A Blog about Blogs
A Blog about Blogs
Saturday, 15 December 2007
The winter break has begun and the campus of the College is strangely quiet, with all the students either having returned home or else away travelling in various parts of Asia.
And yet, I know that our students will still remain in contact with one another - perhaps not as intensively as they were when on campus, but keeping close contact nonetheless. In this electronic age, distance is not the barrier to communication that it was just a few years ago. Communication through e-mail and Facebook continues unabated, and this week the students in the UWC Linking Group at the United World College of the Atlantic in Wales announced the establishment of a blog site for students all all the UWCs to communicate with each other - http://www.unitedwords.org.

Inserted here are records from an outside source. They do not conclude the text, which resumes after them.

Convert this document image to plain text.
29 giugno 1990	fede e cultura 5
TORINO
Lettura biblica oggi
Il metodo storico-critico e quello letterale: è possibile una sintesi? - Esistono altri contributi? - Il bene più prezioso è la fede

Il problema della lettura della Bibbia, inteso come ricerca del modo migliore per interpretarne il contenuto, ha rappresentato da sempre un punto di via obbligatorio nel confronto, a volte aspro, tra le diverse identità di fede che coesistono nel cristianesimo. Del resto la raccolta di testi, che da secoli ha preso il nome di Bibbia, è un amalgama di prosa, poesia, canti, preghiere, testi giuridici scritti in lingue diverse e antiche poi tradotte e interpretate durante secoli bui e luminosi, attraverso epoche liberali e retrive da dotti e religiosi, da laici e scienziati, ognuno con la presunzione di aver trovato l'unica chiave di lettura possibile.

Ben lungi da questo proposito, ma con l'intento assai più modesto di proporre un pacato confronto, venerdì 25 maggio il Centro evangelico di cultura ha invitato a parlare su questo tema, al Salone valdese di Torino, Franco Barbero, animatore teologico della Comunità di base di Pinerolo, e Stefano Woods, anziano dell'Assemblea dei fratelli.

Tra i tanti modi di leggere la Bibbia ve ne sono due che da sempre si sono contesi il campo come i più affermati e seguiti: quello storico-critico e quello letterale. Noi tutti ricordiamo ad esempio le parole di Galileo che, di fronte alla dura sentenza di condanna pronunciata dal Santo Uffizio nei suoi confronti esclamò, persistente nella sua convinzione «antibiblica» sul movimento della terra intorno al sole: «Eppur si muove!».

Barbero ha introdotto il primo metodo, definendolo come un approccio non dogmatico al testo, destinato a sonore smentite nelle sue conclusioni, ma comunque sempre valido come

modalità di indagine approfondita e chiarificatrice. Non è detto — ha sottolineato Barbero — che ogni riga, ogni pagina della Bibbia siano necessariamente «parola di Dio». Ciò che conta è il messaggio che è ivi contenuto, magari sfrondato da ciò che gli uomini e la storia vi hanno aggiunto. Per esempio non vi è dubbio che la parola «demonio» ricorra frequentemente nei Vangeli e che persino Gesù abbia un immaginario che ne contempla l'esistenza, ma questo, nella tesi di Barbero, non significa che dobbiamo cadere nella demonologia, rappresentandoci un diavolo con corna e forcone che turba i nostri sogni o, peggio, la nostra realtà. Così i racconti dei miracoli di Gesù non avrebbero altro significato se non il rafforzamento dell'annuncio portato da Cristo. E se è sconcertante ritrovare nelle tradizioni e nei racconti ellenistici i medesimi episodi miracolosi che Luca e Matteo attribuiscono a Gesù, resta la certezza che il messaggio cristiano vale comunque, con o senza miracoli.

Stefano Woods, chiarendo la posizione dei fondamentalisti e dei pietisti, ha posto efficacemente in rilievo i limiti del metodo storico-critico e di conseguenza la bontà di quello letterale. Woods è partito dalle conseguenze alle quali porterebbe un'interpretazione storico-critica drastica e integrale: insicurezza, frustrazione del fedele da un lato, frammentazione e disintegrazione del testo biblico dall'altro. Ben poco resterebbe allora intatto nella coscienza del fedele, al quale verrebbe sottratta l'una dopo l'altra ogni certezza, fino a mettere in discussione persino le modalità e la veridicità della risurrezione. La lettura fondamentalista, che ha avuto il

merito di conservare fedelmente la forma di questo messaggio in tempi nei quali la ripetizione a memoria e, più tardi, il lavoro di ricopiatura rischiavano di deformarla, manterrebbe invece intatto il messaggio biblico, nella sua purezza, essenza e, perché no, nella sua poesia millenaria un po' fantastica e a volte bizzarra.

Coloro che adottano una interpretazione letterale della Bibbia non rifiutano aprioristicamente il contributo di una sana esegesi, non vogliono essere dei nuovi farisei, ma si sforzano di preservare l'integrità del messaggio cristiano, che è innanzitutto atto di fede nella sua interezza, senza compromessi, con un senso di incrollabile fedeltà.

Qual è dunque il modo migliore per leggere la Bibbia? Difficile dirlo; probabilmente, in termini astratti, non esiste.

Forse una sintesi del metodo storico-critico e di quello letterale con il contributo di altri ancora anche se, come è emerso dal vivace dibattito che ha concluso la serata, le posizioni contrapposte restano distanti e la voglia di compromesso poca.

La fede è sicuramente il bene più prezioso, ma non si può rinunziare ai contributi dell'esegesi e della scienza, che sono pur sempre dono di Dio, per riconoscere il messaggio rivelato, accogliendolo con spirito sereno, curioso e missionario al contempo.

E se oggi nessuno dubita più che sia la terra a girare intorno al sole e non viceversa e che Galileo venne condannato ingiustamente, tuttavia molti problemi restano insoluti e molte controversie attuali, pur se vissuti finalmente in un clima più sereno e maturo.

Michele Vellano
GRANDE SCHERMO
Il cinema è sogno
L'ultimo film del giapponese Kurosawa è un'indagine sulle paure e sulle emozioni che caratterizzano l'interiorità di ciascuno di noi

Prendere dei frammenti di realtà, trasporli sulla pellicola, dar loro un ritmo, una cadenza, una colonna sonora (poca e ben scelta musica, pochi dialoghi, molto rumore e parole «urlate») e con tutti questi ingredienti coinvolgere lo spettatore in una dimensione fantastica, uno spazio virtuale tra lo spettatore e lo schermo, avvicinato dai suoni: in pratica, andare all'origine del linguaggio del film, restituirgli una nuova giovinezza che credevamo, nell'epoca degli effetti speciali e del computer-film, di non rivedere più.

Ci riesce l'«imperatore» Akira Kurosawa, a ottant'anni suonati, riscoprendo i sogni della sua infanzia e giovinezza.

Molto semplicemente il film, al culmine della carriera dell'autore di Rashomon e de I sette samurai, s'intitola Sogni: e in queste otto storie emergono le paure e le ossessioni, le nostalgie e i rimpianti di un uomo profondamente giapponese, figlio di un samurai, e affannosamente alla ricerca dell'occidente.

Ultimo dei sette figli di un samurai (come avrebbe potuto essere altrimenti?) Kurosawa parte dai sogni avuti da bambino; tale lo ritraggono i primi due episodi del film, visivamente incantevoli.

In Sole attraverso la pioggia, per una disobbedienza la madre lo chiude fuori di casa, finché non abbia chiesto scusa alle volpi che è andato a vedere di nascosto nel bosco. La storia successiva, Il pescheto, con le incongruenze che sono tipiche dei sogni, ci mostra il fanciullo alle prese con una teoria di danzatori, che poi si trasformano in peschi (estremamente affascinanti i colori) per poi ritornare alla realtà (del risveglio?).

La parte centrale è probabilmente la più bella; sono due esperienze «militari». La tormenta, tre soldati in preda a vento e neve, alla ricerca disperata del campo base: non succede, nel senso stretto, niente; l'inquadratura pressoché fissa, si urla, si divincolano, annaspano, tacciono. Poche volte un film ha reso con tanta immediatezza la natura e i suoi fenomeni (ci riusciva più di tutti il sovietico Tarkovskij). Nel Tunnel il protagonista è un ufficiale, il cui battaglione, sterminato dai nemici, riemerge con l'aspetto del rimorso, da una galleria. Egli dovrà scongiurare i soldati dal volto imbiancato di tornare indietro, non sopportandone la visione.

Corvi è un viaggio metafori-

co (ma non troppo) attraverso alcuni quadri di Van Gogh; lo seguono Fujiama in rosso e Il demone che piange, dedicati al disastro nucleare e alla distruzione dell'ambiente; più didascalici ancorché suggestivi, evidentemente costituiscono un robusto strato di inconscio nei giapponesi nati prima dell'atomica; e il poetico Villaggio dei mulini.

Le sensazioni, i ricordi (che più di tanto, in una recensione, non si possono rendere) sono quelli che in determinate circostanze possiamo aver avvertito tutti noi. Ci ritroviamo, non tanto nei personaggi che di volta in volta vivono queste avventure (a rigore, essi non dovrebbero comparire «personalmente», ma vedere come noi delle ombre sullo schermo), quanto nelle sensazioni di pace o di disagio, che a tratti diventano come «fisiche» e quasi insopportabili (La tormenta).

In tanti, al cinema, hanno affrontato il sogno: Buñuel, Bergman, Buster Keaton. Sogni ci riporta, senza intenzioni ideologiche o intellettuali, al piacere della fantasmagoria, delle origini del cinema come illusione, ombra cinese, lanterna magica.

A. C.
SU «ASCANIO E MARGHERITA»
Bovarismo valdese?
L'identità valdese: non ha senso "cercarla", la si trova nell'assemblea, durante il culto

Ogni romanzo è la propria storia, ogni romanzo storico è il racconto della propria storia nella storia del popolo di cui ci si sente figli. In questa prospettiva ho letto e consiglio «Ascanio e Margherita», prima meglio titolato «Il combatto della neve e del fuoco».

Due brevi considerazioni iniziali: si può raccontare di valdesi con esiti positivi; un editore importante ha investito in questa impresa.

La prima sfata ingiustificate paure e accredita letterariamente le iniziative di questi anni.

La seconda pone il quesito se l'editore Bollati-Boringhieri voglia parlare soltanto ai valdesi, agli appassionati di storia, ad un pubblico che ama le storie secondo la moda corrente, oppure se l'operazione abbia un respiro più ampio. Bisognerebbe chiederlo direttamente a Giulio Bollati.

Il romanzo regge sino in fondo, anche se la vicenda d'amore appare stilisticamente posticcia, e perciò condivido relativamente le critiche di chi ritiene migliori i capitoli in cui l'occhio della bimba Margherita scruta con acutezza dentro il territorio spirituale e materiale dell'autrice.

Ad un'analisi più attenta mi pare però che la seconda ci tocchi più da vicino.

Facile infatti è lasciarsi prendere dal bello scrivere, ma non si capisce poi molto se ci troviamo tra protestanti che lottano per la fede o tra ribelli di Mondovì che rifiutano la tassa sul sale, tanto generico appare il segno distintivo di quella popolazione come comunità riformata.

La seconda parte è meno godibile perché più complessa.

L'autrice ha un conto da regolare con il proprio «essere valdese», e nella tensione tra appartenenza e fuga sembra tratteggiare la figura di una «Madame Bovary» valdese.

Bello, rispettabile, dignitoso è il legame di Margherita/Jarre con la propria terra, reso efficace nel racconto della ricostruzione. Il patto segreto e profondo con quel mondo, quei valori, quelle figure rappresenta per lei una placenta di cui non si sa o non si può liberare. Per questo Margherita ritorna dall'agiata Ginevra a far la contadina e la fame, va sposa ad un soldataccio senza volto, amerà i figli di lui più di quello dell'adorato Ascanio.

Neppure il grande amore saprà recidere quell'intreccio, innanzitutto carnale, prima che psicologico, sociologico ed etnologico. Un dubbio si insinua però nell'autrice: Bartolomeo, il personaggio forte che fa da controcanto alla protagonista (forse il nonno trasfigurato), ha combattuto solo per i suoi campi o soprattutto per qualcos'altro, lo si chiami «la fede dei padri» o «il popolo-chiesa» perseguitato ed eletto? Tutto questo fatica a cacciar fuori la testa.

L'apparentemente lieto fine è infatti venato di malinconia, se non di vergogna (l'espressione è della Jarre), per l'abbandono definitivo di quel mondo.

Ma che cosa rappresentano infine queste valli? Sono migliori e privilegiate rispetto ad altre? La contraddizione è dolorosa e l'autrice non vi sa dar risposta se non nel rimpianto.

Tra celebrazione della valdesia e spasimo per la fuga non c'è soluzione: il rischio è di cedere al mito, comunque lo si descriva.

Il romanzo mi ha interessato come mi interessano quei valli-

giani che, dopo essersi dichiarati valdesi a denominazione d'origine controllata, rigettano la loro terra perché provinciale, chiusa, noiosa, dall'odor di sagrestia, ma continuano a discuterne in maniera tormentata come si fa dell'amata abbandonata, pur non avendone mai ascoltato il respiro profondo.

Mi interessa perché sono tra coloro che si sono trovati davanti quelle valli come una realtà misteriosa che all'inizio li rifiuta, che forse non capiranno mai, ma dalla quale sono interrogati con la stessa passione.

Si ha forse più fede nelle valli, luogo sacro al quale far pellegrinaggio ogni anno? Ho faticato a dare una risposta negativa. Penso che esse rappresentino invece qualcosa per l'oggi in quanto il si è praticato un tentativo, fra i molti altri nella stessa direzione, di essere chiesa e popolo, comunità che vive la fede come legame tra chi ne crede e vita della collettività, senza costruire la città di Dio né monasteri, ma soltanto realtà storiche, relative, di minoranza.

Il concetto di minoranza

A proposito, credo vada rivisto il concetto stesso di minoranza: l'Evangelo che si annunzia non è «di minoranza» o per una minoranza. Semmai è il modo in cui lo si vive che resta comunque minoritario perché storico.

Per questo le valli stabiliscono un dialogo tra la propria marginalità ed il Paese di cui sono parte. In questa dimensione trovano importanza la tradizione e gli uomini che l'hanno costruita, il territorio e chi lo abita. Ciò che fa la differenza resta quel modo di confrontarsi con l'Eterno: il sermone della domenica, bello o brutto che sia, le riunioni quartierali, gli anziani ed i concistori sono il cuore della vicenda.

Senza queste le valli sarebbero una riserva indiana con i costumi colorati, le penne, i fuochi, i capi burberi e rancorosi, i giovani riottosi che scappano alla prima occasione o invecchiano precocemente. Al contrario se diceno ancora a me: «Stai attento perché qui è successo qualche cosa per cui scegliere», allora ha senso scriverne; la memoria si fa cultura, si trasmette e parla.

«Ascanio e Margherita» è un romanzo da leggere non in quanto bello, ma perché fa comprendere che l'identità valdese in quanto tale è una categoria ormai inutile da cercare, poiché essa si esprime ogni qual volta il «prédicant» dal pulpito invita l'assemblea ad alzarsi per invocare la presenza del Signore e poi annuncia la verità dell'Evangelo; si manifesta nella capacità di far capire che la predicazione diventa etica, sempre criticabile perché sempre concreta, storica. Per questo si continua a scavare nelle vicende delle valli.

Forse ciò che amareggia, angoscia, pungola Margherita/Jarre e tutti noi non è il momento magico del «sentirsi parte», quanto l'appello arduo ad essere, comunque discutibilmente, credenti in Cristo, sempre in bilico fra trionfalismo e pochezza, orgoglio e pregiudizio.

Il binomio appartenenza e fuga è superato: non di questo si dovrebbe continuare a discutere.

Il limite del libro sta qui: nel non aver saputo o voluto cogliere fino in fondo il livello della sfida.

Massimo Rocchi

Pleasingly, the blog site has already attracted a number of contributions, and the range of contributions is expanding from its initial core group at Atlantic College. One thing I have noticed, though, is the somewhat heavy and even pessimistic tone of many of the contributions. Our young people seem to be carrying a huge weight of concern about world affairs on their shoulders. Concern is admirable, but so is optimism, which is often necessary to provide the hope that forms the basis of positive action.
Then again, perhaps this is nothing new. The students who are attracted to United World Colleges tend to be drawn from the more concerned and articulate young men and women of our planet, and so a focus on our global futures is perhaps an inherent part of the ‘UWC student’ profile. I was interested to read one posting on the UWC Blog site that included a sobering video based on Bob Dylan’s classic ‘A Hard Rain’s A-Gonna Fall”. This song, originally written in 1962 - just after the Cuban missile crisis - was a commentary on the aftermath of a nuclear war. The video posting imaginatively updated Dylan’s lyrics to refer to a broad range of challenging, contemporary global issues; not bad for a 46 year old song!
In a significant way, blogs represent an authentic democratisation of information. Anyone with access to a computer and a free account - even a UWC student - can post their thoughts to a hopefully interested world to read. This is one of the factors leading to the explosion of information these days, together with websites, Wikipedia, Facebook groups, and so on. The danger, of course, is that without the peer review or other editorial checks which most books and printed articles endure, the reliability and authenticity of all this freely available information is often questionable. To take just one example, I was looking at a Facebook group this morning on global warming, and I came upon the discussion of Al Gore shown HERE - have a look and you will see what I mean.
Of course, no-one would search a Facebook group in preference to the Encyclopaedia Britannica (I hope!) for reliable information, but Wikipedia is a grey area in this regard. Wikipedia is more widely available to students than Britannica, being free, searchable and accessible without leaving the room to anyone with internet access, and yet despite the claims to the contrary, it is easily corrupted and manipulated, both accidentally and deliberately. For some people, starting a sentence by saying “Wiki says...” leads to a rolling of the eyes even before the sentence finishes, and often with good reason.
How we discern truth is one of the great philosophical questions of all time, but it takes on an immediate and practical reality when we read many blogs. But not this one of course :-)
AFTERWORD: By the way, I found out this week that LPCUWC has been identified as one of the world’s top 50 schools as measured by the number of students sent to ivy league universities - and one of the very few schools outside the US to make the rankings! The information is on the Wall Street Journal’s website; not a blog - so it must be reliable :-) The details can be seen at http://online.wsj.com/public/resources/documents/info-COLLEGE0711-sort.html.
The normally busy front entrance to Li Po Chun United World College is strangely quiet now that the winter break has started.